To an outsider the term ‘The Button’ might seem like a colloquialism with little weight behind it but around the docks the man with the button was the man with the golden key to a living, the man given the job of picking a workforce from men who stood eagerly in front of him on many mornings.

“When I turned 16 my father marched me straight to the Marine Port for my union card and the next day I started on the docks; the 10th of December 1962. You would be brought over and your father would stand behind you because he’d be known and the Stevedore would shout down your name just like you’d see in the films. In my case it was ‘Hawky’ and my father would say ‘hand in your card.’ That was it from that day on, but it was up to you to get established. You had to be a worker, you wouldn’t get another job if you weren’t a worker, but my father would come down and help me, show me how to do things properly. He was nicky nacky like that and he’d keep an eye on me at work and then give out to me at home for doing things wrong, but he wouldn’t make a show of me on the job.”

Thanks to his father John Hawkins would spend the next 48 years on the docks and would see how the industrial landscape changed and how those changes affected the area he grew up in.
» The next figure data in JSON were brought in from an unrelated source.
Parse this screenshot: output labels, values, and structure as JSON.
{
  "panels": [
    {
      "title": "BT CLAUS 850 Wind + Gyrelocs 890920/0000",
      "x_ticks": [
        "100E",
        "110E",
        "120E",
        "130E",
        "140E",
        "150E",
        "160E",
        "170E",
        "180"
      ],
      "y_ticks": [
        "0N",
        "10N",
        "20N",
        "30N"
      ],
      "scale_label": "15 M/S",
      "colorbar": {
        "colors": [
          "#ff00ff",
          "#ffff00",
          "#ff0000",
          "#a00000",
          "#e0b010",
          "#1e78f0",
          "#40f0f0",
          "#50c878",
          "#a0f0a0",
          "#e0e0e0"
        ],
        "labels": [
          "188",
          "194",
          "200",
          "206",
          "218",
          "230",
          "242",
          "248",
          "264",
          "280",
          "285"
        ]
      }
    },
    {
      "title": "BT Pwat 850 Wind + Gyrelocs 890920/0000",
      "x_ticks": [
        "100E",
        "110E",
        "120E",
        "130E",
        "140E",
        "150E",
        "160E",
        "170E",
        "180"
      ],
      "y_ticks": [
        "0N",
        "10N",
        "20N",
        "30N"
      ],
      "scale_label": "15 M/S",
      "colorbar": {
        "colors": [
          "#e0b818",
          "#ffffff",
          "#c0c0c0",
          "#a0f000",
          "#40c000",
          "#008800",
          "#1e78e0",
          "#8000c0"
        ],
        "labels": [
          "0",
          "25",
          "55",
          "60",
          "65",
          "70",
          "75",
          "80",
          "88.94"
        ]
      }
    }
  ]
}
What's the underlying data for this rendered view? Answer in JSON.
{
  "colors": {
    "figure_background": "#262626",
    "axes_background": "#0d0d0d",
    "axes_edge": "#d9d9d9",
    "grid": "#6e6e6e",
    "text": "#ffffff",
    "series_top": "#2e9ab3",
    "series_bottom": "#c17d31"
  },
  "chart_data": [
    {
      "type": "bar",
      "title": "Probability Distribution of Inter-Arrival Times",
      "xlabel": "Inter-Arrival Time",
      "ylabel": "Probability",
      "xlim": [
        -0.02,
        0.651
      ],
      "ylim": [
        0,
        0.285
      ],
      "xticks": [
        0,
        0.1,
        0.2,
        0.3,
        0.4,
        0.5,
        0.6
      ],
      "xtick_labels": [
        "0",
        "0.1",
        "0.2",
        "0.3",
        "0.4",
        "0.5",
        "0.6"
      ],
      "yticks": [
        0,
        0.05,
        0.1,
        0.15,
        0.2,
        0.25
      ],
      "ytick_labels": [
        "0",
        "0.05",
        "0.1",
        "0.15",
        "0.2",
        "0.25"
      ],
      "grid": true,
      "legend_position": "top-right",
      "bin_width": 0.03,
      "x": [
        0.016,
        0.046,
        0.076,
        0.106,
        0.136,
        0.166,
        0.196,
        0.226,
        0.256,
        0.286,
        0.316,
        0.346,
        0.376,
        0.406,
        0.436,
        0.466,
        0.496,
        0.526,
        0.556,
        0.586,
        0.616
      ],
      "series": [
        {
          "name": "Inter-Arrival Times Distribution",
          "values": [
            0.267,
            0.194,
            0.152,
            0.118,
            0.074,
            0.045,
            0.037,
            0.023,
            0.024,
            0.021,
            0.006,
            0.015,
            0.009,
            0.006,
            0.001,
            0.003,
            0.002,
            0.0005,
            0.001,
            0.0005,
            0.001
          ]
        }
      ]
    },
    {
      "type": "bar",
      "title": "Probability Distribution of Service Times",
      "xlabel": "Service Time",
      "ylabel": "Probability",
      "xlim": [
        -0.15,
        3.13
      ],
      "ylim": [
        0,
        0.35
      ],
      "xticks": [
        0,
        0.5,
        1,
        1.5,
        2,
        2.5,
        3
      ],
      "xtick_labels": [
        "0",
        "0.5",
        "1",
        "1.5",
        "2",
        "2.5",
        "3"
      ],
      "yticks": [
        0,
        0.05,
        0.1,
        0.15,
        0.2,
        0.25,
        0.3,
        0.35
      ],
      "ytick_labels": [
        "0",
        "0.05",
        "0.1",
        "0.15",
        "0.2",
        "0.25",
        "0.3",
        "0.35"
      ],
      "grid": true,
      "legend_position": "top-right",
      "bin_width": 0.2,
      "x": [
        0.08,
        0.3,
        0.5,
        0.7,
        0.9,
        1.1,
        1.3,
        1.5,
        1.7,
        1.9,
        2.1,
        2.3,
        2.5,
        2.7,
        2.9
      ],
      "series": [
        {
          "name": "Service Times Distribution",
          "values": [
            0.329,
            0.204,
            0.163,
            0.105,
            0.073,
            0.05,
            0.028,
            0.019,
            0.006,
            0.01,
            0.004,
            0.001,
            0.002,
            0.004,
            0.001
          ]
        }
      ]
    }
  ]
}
“When container traffic came along it was a good thing in one way but a very bad thing in another because it wiped out employment. Our numbers fell from 1600 to 1200 in one year and the year after it was 600. If you meet an old docker today they can tell you about the tea boats and how dockers would be great at extracting things from the docks, so to speak. I remember my father telling me that ladies tights were a godsend because you could tie them around your neck and fill the legs with tea to bring home, but that era is gone. The days of slinging cargo and hands on docking will never return and it’s sad because it brought real character to this area. For the majority, the men in this area were bound together by the docks and it slowly slipped away.”

While it’s speculated that the growth in modern technology left most dockers behind as large mechanics began to supersede the work rate of the docker, John Hawkins was among many who were more than willing to change and adapt.
Speaking to former dockers can give you a sense that you’re living in some sort of time paradox. The stories of manual labour and work crews breaking their backs in the heart of a ferocious industry almost seems like it could have been one hundred years ago instead of the mere fifty or sixty it actually was. When speaking with someone like John Hawkins you get the overwhelming sense that he is part of a wilting brotherhood whose stories will never fade from the memory and whose pictures hang proudly on the walls of St. Patricks Rowing Club in Ringsend.
“We looked out for one another, we were almost clannish in that way. Being a docker was more than job, it was your life, your circle of friends and it consumed you, but you were happy to let it because it was what you grew up around. I’m lucky I got the chance and I’ll always be thankful.”